Monza: così le società fittizie si preparavano ai sopralluoghi degli ispettori delle Banche
La società fittizia che aveva richiesto il finanziamento si preparava anche a possibili sopralluoghi e ispezioni di funzionari ispettori dell’istituto di credito con “vere e proprie messe in scena” tinteggiando il cancello del capannone affittato per l’occasione, posizionando una targa con il nome della ditta, portando sul posto macchinari e persino falsi operai da presentare quali dipendenti dell’azienda.
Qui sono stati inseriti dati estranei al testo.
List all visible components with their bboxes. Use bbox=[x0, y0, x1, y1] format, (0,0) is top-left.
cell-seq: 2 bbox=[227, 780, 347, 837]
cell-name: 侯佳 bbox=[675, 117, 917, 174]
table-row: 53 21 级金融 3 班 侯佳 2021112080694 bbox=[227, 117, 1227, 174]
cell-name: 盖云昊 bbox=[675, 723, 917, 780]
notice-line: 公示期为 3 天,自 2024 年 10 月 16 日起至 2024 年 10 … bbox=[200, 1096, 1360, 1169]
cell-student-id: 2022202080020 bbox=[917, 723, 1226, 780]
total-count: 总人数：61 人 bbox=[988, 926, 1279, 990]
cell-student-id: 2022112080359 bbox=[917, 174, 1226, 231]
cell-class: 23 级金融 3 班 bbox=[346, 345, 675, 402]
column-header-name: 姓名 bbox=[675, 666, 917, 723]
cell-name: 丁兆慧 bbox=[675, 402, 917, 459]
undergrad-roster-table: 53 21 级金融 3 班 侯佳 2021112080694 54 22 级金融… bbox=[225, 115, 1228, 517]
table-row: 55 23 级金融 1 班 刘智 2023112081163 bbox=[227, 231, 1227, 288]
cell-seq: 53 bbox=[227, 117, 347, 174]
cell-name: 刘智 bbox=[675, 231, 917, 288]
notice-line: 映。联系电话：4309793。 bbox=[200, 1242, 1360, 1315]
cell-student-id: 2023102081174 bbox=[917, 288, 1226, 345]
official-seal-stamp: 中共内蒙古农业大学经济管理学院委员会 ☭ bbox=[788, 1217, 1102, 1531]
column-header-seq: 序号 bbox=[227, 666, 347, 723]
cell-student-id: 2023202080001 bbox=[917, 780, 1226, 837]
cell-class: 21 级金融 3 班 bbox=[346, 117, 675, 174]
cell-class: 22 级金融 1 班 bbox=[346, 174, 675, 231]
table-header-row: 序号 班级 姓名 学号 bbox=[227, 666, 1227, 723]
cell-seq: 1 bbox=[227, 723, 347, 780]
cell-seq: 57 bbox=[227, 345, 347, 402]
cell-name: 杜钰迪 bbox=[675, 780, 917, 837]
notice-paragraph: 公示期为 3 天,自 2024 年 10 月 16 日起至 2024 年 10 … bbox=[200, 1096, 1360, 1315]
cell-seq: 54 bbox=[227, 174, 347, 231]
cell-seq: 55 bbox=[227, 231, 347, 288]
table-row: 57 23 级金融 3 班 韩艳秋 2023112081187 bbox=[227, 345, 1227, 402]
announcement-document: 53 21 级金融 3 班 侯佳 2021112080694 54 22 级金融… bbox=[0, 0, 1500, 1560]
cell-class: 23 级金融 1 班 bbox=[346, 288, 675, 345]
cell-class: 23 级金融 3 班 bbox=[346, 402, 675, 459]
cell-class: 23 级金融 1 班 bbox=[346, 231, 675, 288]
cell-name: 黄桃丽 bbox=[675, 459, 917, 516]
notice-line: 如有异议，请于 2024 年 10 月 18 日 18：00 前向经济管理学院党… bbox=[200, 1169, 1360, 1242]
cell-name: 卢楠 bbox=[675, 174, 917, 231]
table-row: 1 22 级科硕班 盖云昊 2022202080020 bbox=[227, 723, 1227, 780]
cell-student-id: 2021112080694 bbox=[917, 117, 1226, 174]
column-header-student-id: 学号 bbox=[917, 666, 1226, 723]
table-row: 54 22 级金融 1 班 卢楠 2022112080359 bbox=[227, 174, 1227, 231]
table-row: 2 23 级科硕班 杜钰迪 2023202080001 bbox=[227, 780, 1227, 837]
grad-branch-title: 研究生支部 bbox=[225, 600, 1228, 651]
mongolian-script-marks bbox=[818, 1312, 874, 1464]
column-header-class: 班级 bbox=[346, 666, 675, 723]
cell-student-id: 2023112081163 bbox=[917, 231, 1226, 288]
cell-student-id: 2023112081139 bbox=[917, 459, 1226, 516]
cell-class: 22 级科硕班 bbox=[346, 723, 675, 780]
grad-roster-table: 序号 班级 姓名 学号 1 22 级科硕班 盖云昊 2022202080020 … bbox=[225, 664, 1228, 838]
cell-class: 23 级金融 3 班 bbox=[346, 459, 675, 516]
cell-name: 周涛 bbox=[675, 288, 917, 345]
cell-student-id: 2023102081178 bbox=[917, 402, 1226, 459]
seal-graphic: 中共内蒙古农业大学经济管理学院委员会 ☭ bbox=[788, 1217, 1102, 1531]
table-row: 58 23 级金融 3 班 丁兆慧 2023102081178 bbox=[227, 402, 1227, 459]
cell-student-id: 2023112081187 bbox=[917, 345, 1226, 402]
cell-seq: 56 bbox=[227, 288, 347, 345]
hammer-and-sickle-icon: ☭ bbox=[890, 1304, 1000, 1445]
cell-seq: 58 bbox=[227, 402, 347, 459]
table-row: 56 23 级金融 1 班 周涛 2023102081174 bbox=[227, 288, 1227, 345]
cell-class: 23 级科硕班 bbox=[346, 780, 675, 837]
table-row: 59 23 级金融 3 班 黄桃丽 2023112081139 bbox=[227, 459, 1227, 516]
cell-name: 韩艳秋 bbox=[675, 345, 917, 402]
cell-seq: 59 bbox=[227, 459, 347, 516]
Il capo del sodalizio e il suo braccio destro avrebbero definito l’attività un “cinema”. All’esito dell’istruttoria la pratica di finanziamento veniva presentata dalla Banca a Mediocredito Centrale S.p.A. che deliberava l’ammissione alla garanzia pubblica, consentendo così all’Istituto di credito l’erogazione della somma richiesta, accreditandola sui conti correnti delle società in mano al sodalizio.
Monza, dove finiva il denaro ottenuto: in auto di lusso, camper e bonificati all’estero
Solo parte del denaro ottenuto sarebbe quindi stato usato per pagare i costi “fissi” come rate di precedenti finanziamenti erogati ad altre “società fantoccio” che bisognava onorare per non far saltare anzitempo le truffe in corso, sulla falsa riga dello schema Ponzi, mentre la maggior parte era spesa per acquistare autovetture di grossa cilindrata e camper o prelevato in contanti e movimentato a mezzo di “spalloni” oppure bonificato sui conti correnti intestati ai sodali o ai loro prestanomi, a società italiane (prevalentemente ditte cinesi ma con conti in Danimarca, Belgio e Germania riconducibili agli associati) ed estere (ubicate in Repubblica Ceca) a pagamento di operazioni commerciali simulate, coperte da false fatture.
Con i conti correnti sociali svuotati capitava che non ci fosse liquidità sufficiente per pagare alla Banca neppure le prime rate del prestito: per prendere tempo e ottenere una moratoria sui pagamenti, il capo del sodalizio avrebbe “istruito” i suoi prestanome in vista del colloquio con i funzionari bancari, simulando situazioni di difficoltà finanziaria.
I 19 soggetti colpiti dalle misure cautelari personali sono ritenuti responsabili, in concorso, di associazione a delinquere finalizzata alla truffa aggravata per il conseguimento di erogazioni pubbliche, riciclaggio e autoriciclaggio, con l’aggravante prevista per i reati transnazionali. E’ stato effettuato un sequestro preventivo diretto e per equivalente dei beni riconducibili agli indagati fino a concorrenza di 13,8 milioni di euro quale profitto dei reati contestati.